Le site est enchanteur et nous lave des massacres éternisés sur la pierre. C’est une série de cascades qui a creusé plusieurs bassins où tourne une eau transparente.
L’on peut s’y baigner et les touristes comme les locaux ne s’en privent pas. Des enfants sont même venus en vélo vêtus en tout et pour tout d’un short pour passer la journée et se rouler alternativement dans l’eau et sur l’herbe. Comme il y a des vols, ils n’ont rien, ils sont libres. On dit que l’endroit est un ancien repaire de hippies descendus del Norte à la fin des années 1960 pour suivre « la route ». Ce sont eux qui ont initiés ces colliers d’ambre local qui ont fait école. Comme dans tous les endroits qui attirent du monde, se sont installés en degrés de multiples boutiques de boissons, de restauration rapide et d’artisanat, dans cet ordre de priorité des visiteurs. Des familles entières viennent ici se rafraîchir en ce samedi.
Nous montons, de cascade en cascade, pour nous baigner enfin dans la plus haute. L’eau verte ou bleue par endroit est fraîche, agréable à la peau. Elle a poli les rochers blancs, les creusant en vasques profondes et en toboggans lisses. Je me laisse un moment masser par l’eau vive qui me submerge plus qu’à demi.
Un père et son fils jouent là, se pendant à une corde attachée à un arbre qui surplombe le bassin, se balançant le plus loin possible, lâchant prise pour se jeter dans l’eau dans une grande gerbe d’éclaboussures tels de dodus Tarzan.
A la redescente, je photographie un groupe d’élèves, filles et garçons, accompagnés de leur professeur. La conversation s’engage aussitôt.
Les élèves sont curieux de savoir d’où je viens, si je suis seul ou en groupe. Le professeur me demande ce que je visite au Mexique et, comme je lui parle de randonnée, il explique doctement à une élève que « notre forme de tourisme est différente de la forme traditionnelle, et plus proche de la nature ». Le teint frais de cette jeunesse annonce 14 ou 15 ans tout comme l’effervescence des attitudes, l’émotion à fleur de peau. Un tout jeune couple se fait immortaliser en photo par une copine devant une cascade.
Je demande au professeur : « ils sont amoureux ? – Non, non, me dit-il », manifestement gêné d’évoquer cela. Le garçon transpire malgré sa chemise blanche d’uniforme largement ouverte au col. La légèreté du tissu risquait de révéler ses formes, aussi porte-t-il en plus un antique maillot de corps. Cette pruderie paysanne est mal venue pour le climat, mais bien catholique. Il faut passer sa vie à se contraindre pour obéir à la Morale. Malgré les titillements des filles, le garçon apparaît pataud, l’inverse de ce qu’il voudrait être avec son pendentif en plastique coloré qui brille d’un éclat vif à son cou.

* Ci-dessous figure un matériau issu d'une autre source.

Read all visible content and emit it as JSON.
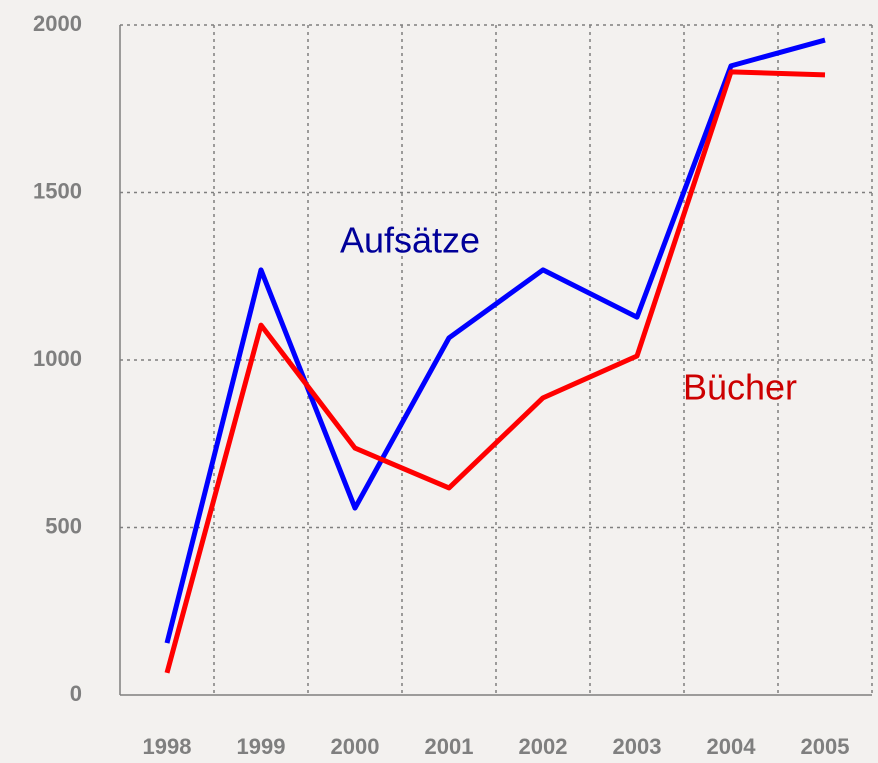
{
  "chart_data": {
    "type": "line",
    "categories": [
      "1998",
      "1999",
      "2000",
      "2001",
      "2002",
      "2003",
      "2004",
      "2005"
    ],
    "series": [
      {
        "name": "Aufsätze",
        "color": "#0000ff",
        "values": [
          155,
          1269,
          558,
          1066,
          1269,
          1128,
          1878,
          1955
        ]
      },
      {
        "name": "Bücher",
        "color": "#ff0000",
        "values": [
          66,
          1104,
          737,
          618,
          887,
          1012,
          1860,
          1851
        ]
      }
    ],
    "ylim": [
      0,
      2000
    ],
    "yticks": [
      0,
      500,
      1000,
      1500,
      2000
    ],
    "grid": true
  }
}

Je prends un peu plus bas la vue d’un oiseau noir, gracile et hardi comme un kid, que Guillermo me dit s’appeler un « oropendole ». De vrais gamins jouent au foot sur l’herbe qui borde la rive, à deux pas du parking.
Nous avons encore une heure et demie de route à faire, dans la nuit qui vient, avant d’arriver à Palenque. Le voyage nous paraît interminable, l’intermède randonnée nous a déshabitués de ces boites à transport. Mais ici les distances sont grandes, nous sommes en Amérique. « Conceda cambio de luces », enjoignent les panneaux de la route. Ils font de la pédagogie routière pour les paysans du coin : ne gardez pas vos pleins phares quand vous croisez une autre voiture !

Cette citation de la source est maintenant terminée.